Contohnya kata “Ramadan”, misalnya, diparafrase menjadi “Bulan puasa
kaum muslim”.
17
3. Peminjaman (borrowing)
Peminjaman adalah teknik penerjemahan dimana penerjemah
meminjam kata atau ungkapan dari bahasa sumber. Peminjaman itu bisa
bersifat murni (pure borrowing) atau peminjaman yang sudah
dinaturalisasi (naturalized borrowing). Peminjaman itu bisa bersifat murni
(pure borrowing) atau peminjaman yang sudah dinaturalisasi (naturalized
borrowing). Contoh: dari pure borrowing adalah harddisk yang
diterjemahkan menjadi harddisk, sedangkan contoh dari naturalized
borrowing adalah computer yang diterjemahkan menjadi komputer.
4. Kalke (calque)
Kalke adalah teknik penerjemahan dengan mentransfer kata atau
frase dari BSu secara harfiah ke BSa baik secara leksikal maupun
struktural. Contoh: secretariat general diterjemahkan menjadi sekretaris
jendral. Interferensi struktur bahasa sumber pada bahasa sasaran adalah
ciri khas dari teknik calque.
5. Kompensasi (compensation)
Kompensasi adalah teknik penerjemahan dimana penerjemah
memperkenalkan unsur-unsur informasi atau pengaruh stilistik teks
bahasa sumber di tempat lain dalam teks bahasa sasaran. Contoh: Never
did she visit her aunt diterjemahkan menjadi Wanita itu benar-benar tega
tidak menemui bibinya.
6. Deskripsi (description)
Deskripsi merupakan teknik penerjemahan yang diterapkan dengan
menggantikan sebuah istilah atau ungkapan dengan deskripsi bentuk dan
18
fungsinya. Contoh: Kata dalam bahasa Italia panettone diterjemahkan
menjadi kue tradisional Italia yang dimakan pada saat Tahun Baru.
7. Kreasi diskursif (discursive creation)
Teknik ini dimaksudkan untuk menampilkan kesepadanan sementara
yang tidak terduga atau keluar dari konteks. Teknik ini lazim diterapkan
dalam menerjemahkan judul buku atau judul film.

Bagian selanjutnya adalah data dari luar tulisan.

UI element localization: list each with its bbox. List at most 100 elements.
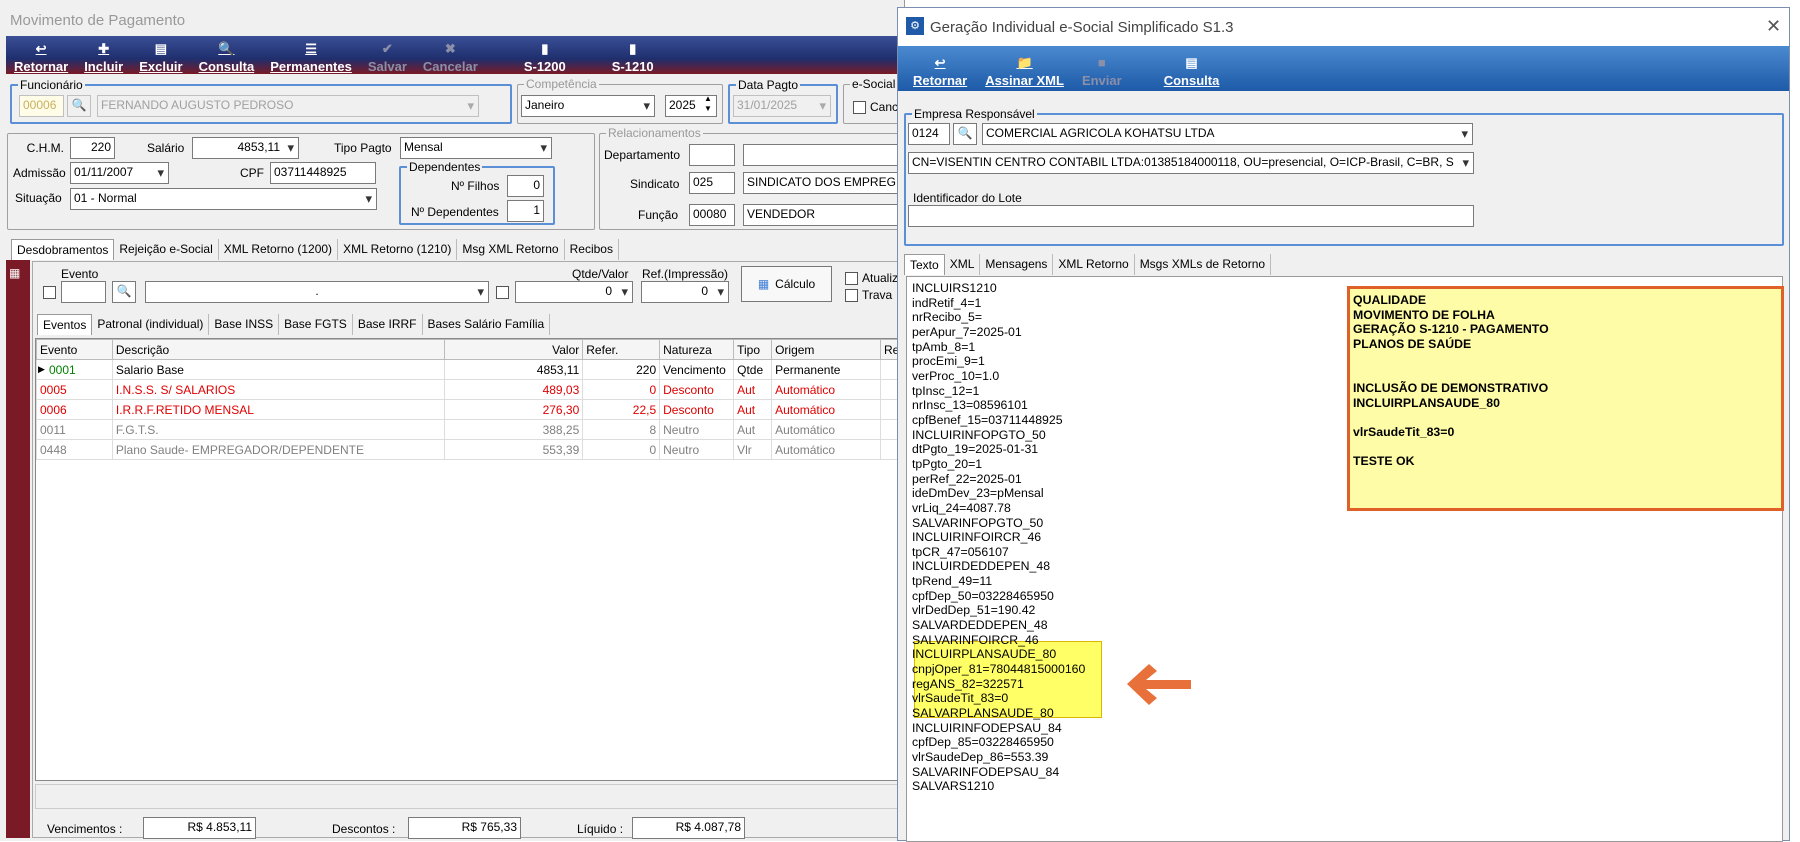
- dialog-tab-texto[interactable]: Texto: [904, 254, 945, 275]
- evento-code-input[interactable]: [61, 281, 106, 303]
- lote-input[interactable]: [908, 205, 1474, 227]
- year-spinner-icon[interactable]: ▲ ▼: [704, 94, 712, 114]
- cpf-input[interactable]: 03711448925: [270, 162, 376, 184]
- s-1210-button[interactable]: ▮ S-1210: [604, 36, 662, 74]
- dialog-close-icon[interactable]: ✕: [1766, 16, 1781, 37]
- subtab-base-irrf[interactable]: Base IRRF: [353, 314, 423, 335]
- grid-horizontal-scrollbar[interactable]: [35, 784, 905, 809]
- evento-checkbox[interactable]: [43, 286, 56, 299]
- incluir-button[interactable]: ✚ Incluir: [76, 36, 131, 74]
- assinar-xml-button[interactable]: 📁 Assinar XML: [976, 46, 1073, 91]
- ref-input[interactable]: 0: [641, 281, 729, 303]
- retornar-button[interactable]: ↩ Retornar: [6, 36, 76, 74]
- calculo-button[interactable]: ▦ Cálculo: [741, 266, 832, 302]
- certificado-select[interactable]: CN=VISENTIN CENTRO CONTABIL LTDA:0138518…: [908, 152, 1474, 174]
- column-header-evento[interactable]: Evento: [36, 339, 113, 360]
- permanentes-button[interactable]: ☰ Permanentes: [262, 36, 360, 74]
- situacao-select[interactable]: 01 - Normal: [70, 188, 377, 210]
- tab-recibos[interactable]: Recibos: [565, 239, 619, 260]
- table-row[interactable]: 0448 Plano Saude- EMPREGADOR/DEPENDENTE 55…: [36, 439, 907, 460]
- s-1200-button[interactable]: ▮ S-1200: [516, 36, 574, 74]
- dialog-tab-mensagens[interactable]: Mensagens: [980, 254, 1054, 275]
- consulta-button[interactable]: 🔍 Consulta: [191, 36, 263, 74]
- table-row[interactable]: 0006 I.R.R.F.RETIDO MENSAL 276,30 22,5 Desco…: [36, 399, 907, 420]
- retornar-label: Retornar: [14, 59, 69, 74]
- empresa-name-select[interactable]: COMERCIAL AGRICOLA KOHATSU LTDA: [982, 123, 1473, 145]
- retornar-button[interactable]: ↩ Retornar: [904, 46, 976, 91]
- subtab-base-inss[interactable]: Base INSS: [209, 314, 280, 335]
- departamento-code-input[interactable]: [689, 144, 735, 166]
- column-header-valor[interactable]: Valor: [443, 339, 584, 360]
- funcao-code-input[interactable]: 00080: [689, 204, 735, 226]
- table-row[interactable]: 0001 ▶ Salario Base 4853,11 220 Vencimento Qtd…: [36, 359, 907, 380]
- dialog-tab-xml[interactable]: XML: [945, 254, 981, 275]
- enviar-icon: ■: [1097, 55, 1106, 70]
- subtab-eventos[interactable]: Eventos: [37, 314, 93, 335]
- cell-refer: 0: [582, 439, 661, 460]
- dependentes-input[interactable]: 1: [507, 200, 544, 222]
- vencimentos-value: R$ 4.853,11: [143, 817, 256, 839]
- dependentes-label: Nº Dependentes: [411, 205, 499, 219]
- enviar-button[interactable]: ■ Enviar: [1073, 46, 1131, 91]
- funcao-label: Função: [638, 208, 679, 222]
- salario-input[interactable]: 4853,11: [192, 137, 299, 159]
- cell-tipo: Aut: [733, 399, 773, 420]
- cancelar-button[interactable]: ✖ Cancelar: [415, 36, 486, 74]
- side-strip-icon[interactable]: ▦: [9, 266, 20, 280]
- cell-tipo: Aut: [733, 419, 773, 440]
- dialog-tab-xml-retorno[interactable]: XML Retorno: [1053, 254, 1135, 275]
- text-line: INCLUIRDEDDEPEN_48: [912, 559, 1051, 574]
- funcao-name-input[interactable]: VENDEDOR: [743, 204, 913, 226]
- column-header-refer[interactable]: Refer.: [582, 339, 661, 360]
- sindicato-name-input[interactable]: SINDICATO DOS EMPREG: [743, 172, 913, 194]
- evento-search-button[interactable]: 🔍: [112, 281, 136, 303]
- consulta-button[interactable]: ▤ Consulta: [1155, 46, 1229, 91]
- subtab-base-fgts[interactable]: Base FGTS: [279, 314, 353, 335]
- trava-checkbox[interactable]: [845, 289, 858, 302]
- dialog-tab-msgs-xmls-de-retorno[interactable]: Msgs XMLs de Retorno: [1135, 254, 1272, 275]
- calculator-icon: ▦: [757, 277, 770, 291]
- competencia-month-select[interactable]: Janeiro: [521, 95, 655, 117]
- atualiz-label: Atualiz: [862, 271, 899, 285]
- salvar-button[interactable]: ✔ Salvar: [360, 36, 415, 74]
- column-header-descricao[interactable]: Descrição: [111, 339, 445, 360]
- tipo-pagto-select[interactable]: Mensal: [400, 137, 552, 159]
- evento-label: Evento: [61, 267, 99, 281]
- cell-origem: Permanente: [771, 359, 881, 380]
- data-pagto-input[interactable]: 31/01/2025: [733, 95, 831, 117]
- funcionario-search-button[interactable]: 🔍: [67, 95, 91, 117]
- esocial-cancel-checkbox[interactable]: [853, 101, 866, 114]
- text-line: INCLUIRINFODEPSAU_84: [912, 720, 1062, 735]
- atualiz-checkbox[interactable]: [845, 272, 858, 285]
- filhos-input[interactable]: 0: [507, 175, 544, 197]
- empresa-search-button[interactable]: 🔍: [953, 123, 977, 145]
- salvar-icon: ✔: [381, 41, 393, 56]
- subtab-patronal-individual[interactable]: Patronal (individual): [92, 314, 210, 335]
- chm-input[interactable]: 220: [70, 137, 115, 159]
- subtab-bases-salario-familia[interactable]: Bases Salário Família: [423, 314, 551, 335]
- text-output-area[interactable]: INCLUIRS1210 indRetif_4=1 nrRecibo_5= perAp…: [906, 276, 1784, 842]
- funcionario-name-select[interactable]: FERNANDO AUGUSTO PEDROSO: [97, 95, 479, 117]
- table-row[interactable]: 0005 I.N.S.S. S/ SALARIOS 489,03 0 Desconto A…: [36, 379, 907, 400]
- note-line: INCLUSÃO DE DEMONSTRATIVO: [1353, 380, 1549, 395]
- tab-desdobramentos[interactable]: Desdobramentos: [11, 239, 115, 260]
- column-header-tipo[interactable]: Tipo: [733, 339, 773, 360]
- departamento-name-input[interactable]: [743, 144, 913, 166]
- tab-msg-xml-retorno[interactable]: Msg XML Retorno: [457, 239, 565, 260]
- excluir-button[interactable]: ▤ Excluir: [131, 36, 190, 74]
- evento-flag-checkbox[interactable]: [496, 286, 509, 299]
- column-header-origem[interactable]: Origem: [771, 339, 881, 360]
- table-row[interactable]: 0011 F.G.T.S. 388,25 8 Neutro Aut Automático: [36, 419, 907, 440]
- note-line: GERAÇÃO S-1210 - PAGAMENTO: [1353, 322, 1549, 337]
- evento-desc-select[interactable]: .: [145, 281, 489, 303]
- funcionario-code-input[interactable]: 00006: [19, 95, 64, 117]
- qtde-input[interactable]: 0: [515, 281, 633, 303]
- empresa-code-input[interactable]: 0124: [908, 123, 950, 145]
- column-header-natureza[interactable]: Natureza: [659, 339, 735, 360]
- tab-xml-retorno-1200[interactable]: XML Retorno (1200): [219, 239, 339, 260]
- sindicato-code-input[interactable]: 025: [689, 172, 735, 194]
- liquido-label: Líquido :: [577, 822, 624, 836]
- tab-rejeicao-e-social[interactable]: Rejeição e-Social: [114, 239, 219, 260]
- admissao-input[interactable]: 01/11/2007: [70, 162, 169, 184]
- tab-xml-retorno-1210[interactable]: XML Retorno (1210): [338, 239, 458, 260]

Contoh : Judul buku Si
Malinkundang diterjemahkan sebagai A betrayed son si Malinkundang.
8. Kesepadanan Lazim (Established Equivalent)

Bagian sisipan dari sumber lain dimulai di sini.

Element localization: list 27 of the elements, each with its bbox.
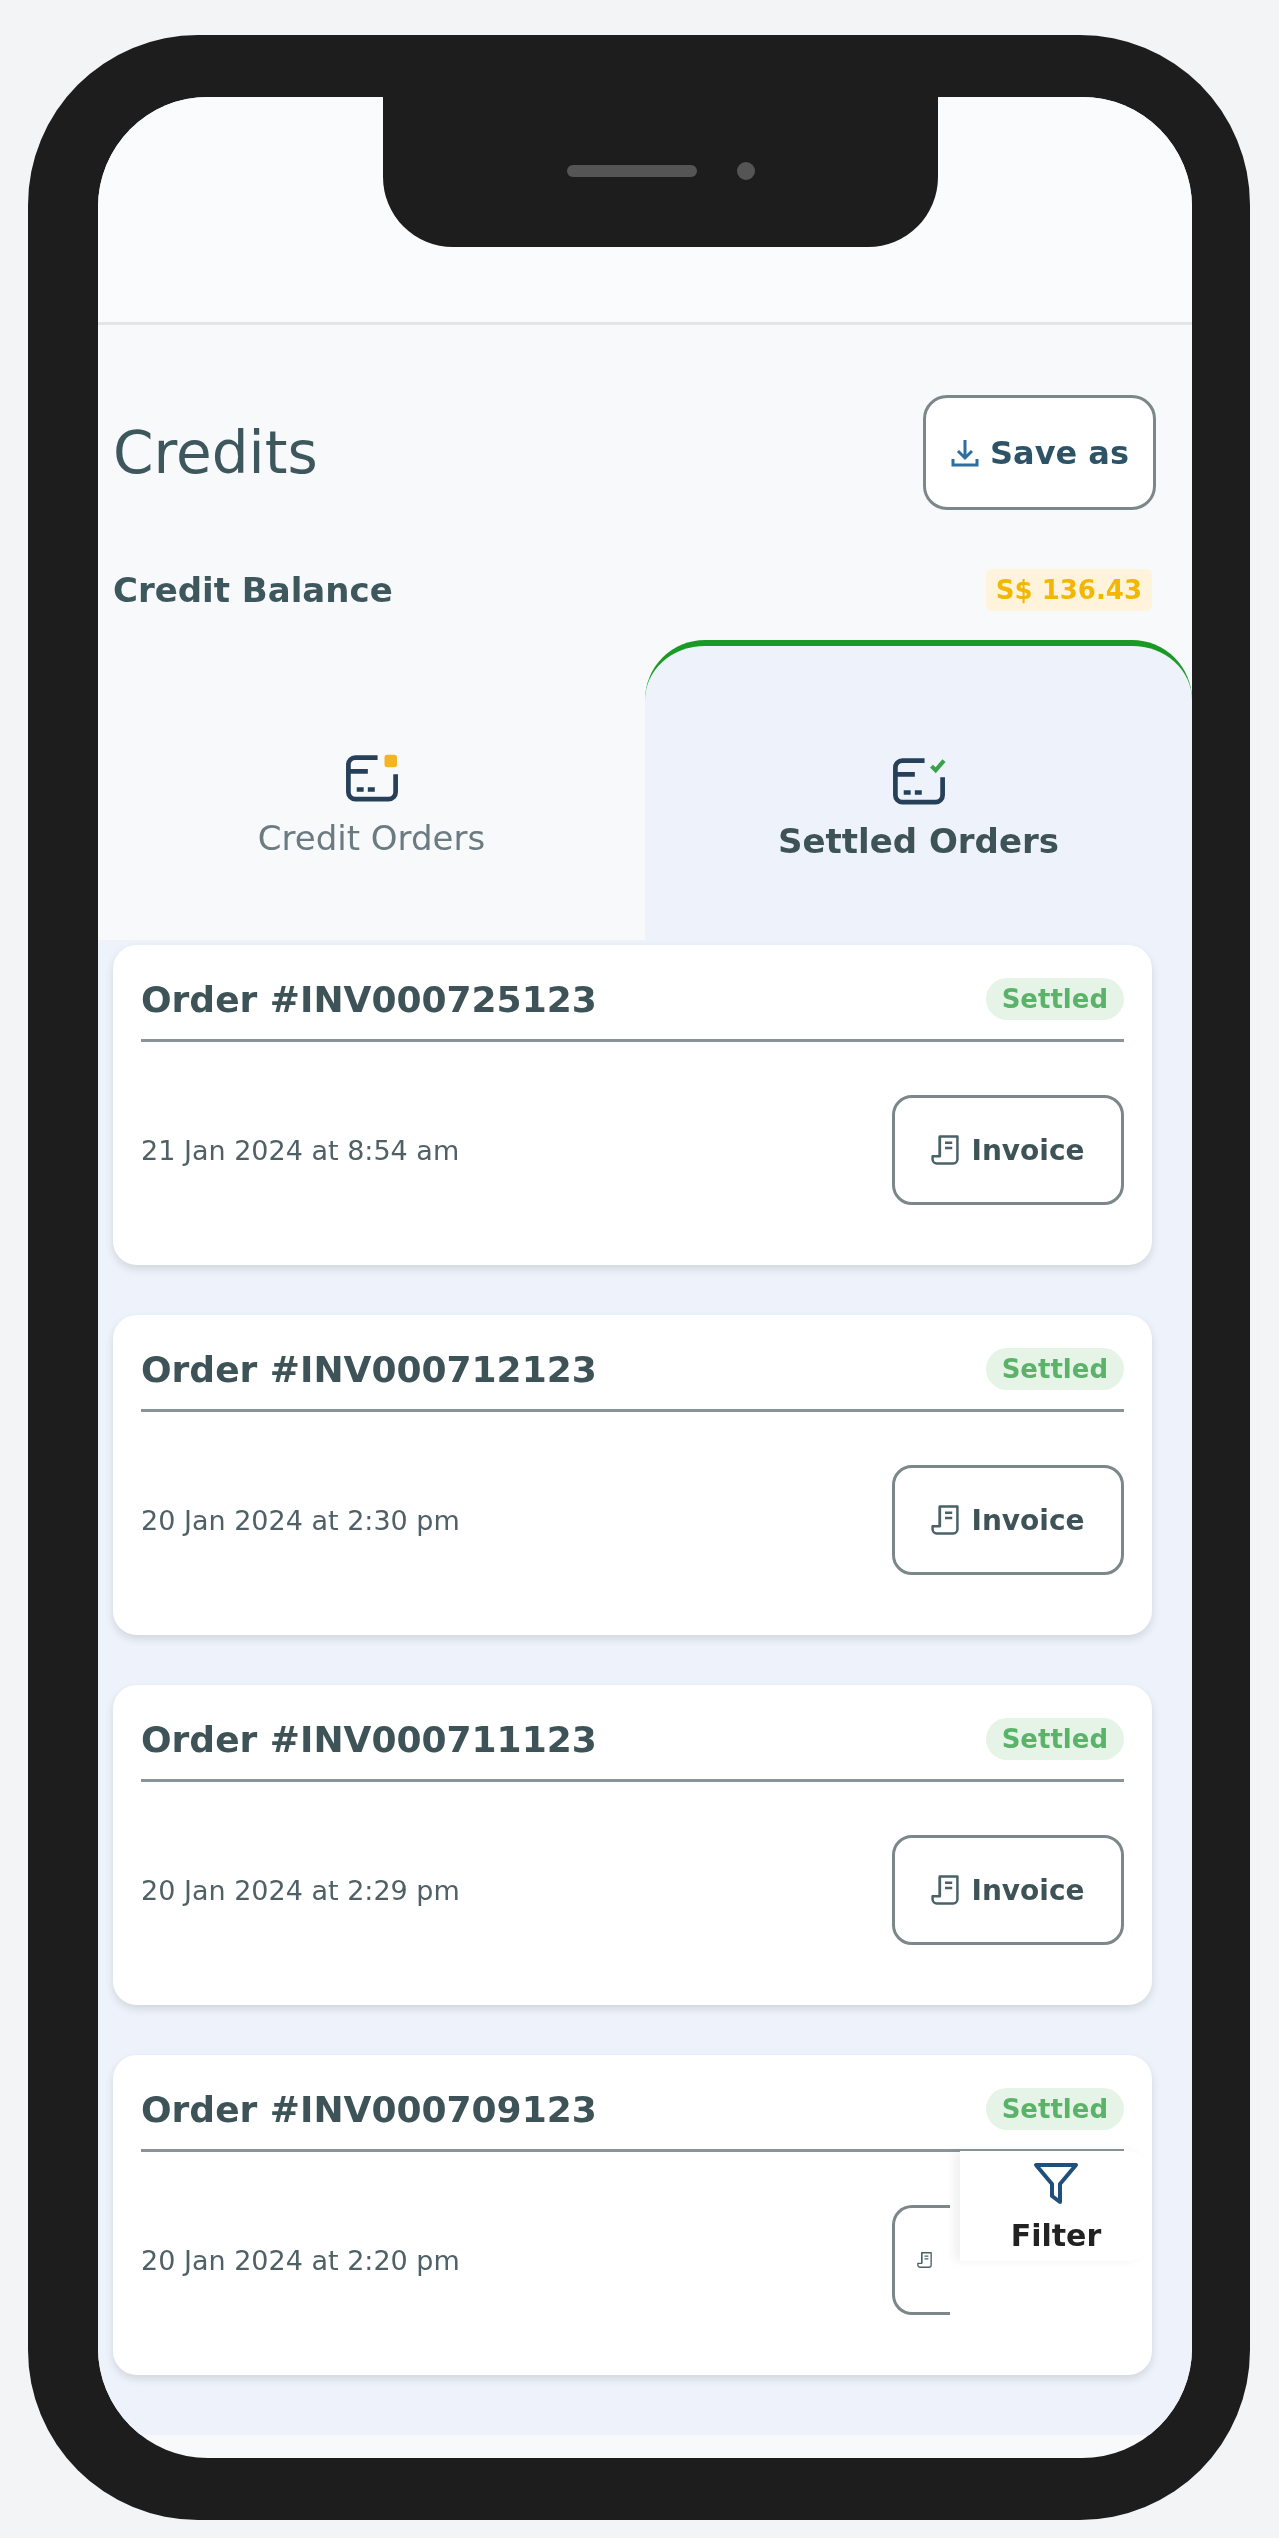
status-badge: Settled: [985, 2088, 1124, 2130]
balance-amount: S$ 136.43: [985, 569, 1152, 611]
order-date: 20 Jan 2024 at 2:29 pm: [141, 1874, 460, 1906]
receipt-icon: [931, 1505, 960, 1535]
page-title: Credits: [113, 418, 318, 487]
order-number: Order #INV000711123: [141, 1718, 597, 1760]
invoice-button[interactable]: [892, 2205, 950, 2315]
order-number: Order #INV000725123: [141, 978, 597, 1020]
status-badge: Settled: [985, 1718, 1124, 1760]
invoice-button[interactable]: Invoice: [892, 1465, 1124, 1575]
order-date: 20 Jan 2024 at 2:30 pm: [141, 1504, 460, 1536]
invoice-button[interactable]: Invoice: [892, 1095, 1124, 1205]
balance-label: Credit Balance: [113, 570, 393, 610]
receipt-icon: [931, 1135, 960, 1165]
status-badge: Settled: [985, 978, 1124, 1020]
receipt-icon: [931, 1875, 960, 1905]
order-date: 20 Jan 2024 at 2:20 pm: [141, 2244, 460, 2276]
order-date: 21 Jan 2024 at 8:54 am: [141, 1134, 460, 1166]
save-as-button[interactable]: Save as: [923, 395, 1156, 510]
tab[interactable]: Settled Orders: [645, 640, 1192, 940]
invoice-button[interactable]: Invoice: [892, 1835, 1124, 1945]
status-badge: Settled: [985, 1348, 1124, 1390]
tab[interactable]: Credit Orders: [98, 640, 645, 940]
order-number: Order #INV000709123: [141, 2088, 597, 2130]
camera-dot: [736, 162, 755, 180]
filter-button[interactable]: Filter: [960, 2151, 1152, 2261]
order-number: Order #INV000712123: [141, 1348, 597, 1390]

Kesepadanan lazim adalah teknik untuk menggunakan istilah atau
ungkapan yang sudah lazim (berdasarkan kamus atau penggunaan sehari-
hari). Teknik ini mirip dengan penerjemahan harfiah. Contoh: kata efisien
dan efektif lebih lazim digunakan daripada kata sangkil dan mangkus.
9. Generalisasi (generalization)
Realisasi dari teknik ini adalah dengan menggunakan istilah yang
lebih umum atau lebih netral. Kata penthouse, misalnya, diterjemahkan
menjadi tempat tinggal, dan becak diterjemahkan menjadi vehicle
(subordinat ke superordinat).
10. Amplifikasi linguistik (linguistic amplification)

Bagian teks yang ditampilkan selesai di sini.